People jokes
Who says Rihanna isn't charitable?
I mean, she found Johnny Depp for her fashion show by scouting for people living in tents down in Skid Row.
Doctor: What makes you feel depressed?
Me: Seeing others happy.
Doctor: Ok, so what makes you happy?
Me: Seeing stupid people in misery or agony.
Doctor: Well, that's rather sadistic.
Me: Well, statistically one in two doctors have fingered a child...
Doctor: Do you want your prescription or shall I book you an endoscopy?
Me: There's nothing hidden inside me, I'm empty "smug face".
Why is rape worse than death?
Because dead people get way more attention.
What do Nike and the KKK have in common?
They both make Black people run faster.
A woman approached me in the street the other day with one of those charity collection buckets and asked me: Do you know how often people die from AIDS?
I said: Now I'm no expert, but I think it's only once.
Guys, don’t let nobody hurt you with words.
Like someone once said, “Sticks and stones may break my bones, but words will never hurt me.”
A bomb is like a baby; when you drop it, everyone screams.
What do the films The Sixth Sense and Titanic have in common?
Icy dead people.
What do depressed people use for emotions online?
They use EMOjis.
The ones you hate most are also the ones who are by your side most.
Why do depressed people go to camp?

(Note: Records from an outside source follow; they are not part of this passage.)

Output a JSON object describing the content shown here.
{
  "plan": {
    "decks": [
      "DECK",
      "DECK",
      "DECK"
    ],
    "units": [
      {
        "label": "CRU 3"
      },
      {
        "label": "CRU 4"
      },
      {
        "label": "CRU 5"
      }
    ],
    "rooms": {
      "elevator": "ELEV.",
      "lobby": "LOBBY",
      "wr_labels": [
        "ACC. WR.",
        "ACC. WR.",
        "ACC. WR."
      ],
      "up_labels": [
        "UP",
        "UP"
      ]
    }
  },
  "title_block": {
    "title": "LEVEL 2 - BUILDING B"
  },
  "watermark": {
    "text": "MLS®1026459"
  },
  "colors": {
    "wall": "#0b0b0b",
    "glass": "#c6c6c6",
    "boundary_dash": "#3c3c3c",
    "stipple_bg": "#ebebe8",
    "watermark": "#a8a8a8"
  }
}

To learn how to tie knots tighter.
Two old people sitting on a bench. One turns to the other and says, "My butt fell asleep." The other says, "Yep, I heard it snore a couple of times."
Michael Jackson and Kelly Clarkson both did shady stuff to children. Michael Jackson said that there is nothing wrong with sharing a bed with unrelated small children. Kelly Clarkson said that there is nothing wrong with physically beating a small child.
The thing is, though, only one of them made "Billie Jean" or "Beat It", and the other is just a typical karaoke country singer. So no surprise people gave Wacko Jacko a pass.
Surely people would consider putting pedals on wheelchairs so that their arms don't get tired.
Where do you buy a dishwasher?
Hot singles in your area.
What do you call a bunch of white people running down a hill? An avalanche.
What about Mexicans you may ask? A mudslide.
What about black people running down a hill?? A jailbreak.
Why do short people laugh when they run?
Because the grass tickles their balls.
People be like: "What happened to Fruit Ninja? It was on your phone."
Me: "I upgraded, now I can play on my pro max thigh/wrists."
I just read in the news that tons of Americans are sending their old clothes to poor people in Africa.
Seems like a waste of time in my opinion. I've never seen an African with a 52 inch waist.
why are people in japan so slim? because the last time a fatman came, they lost half their population.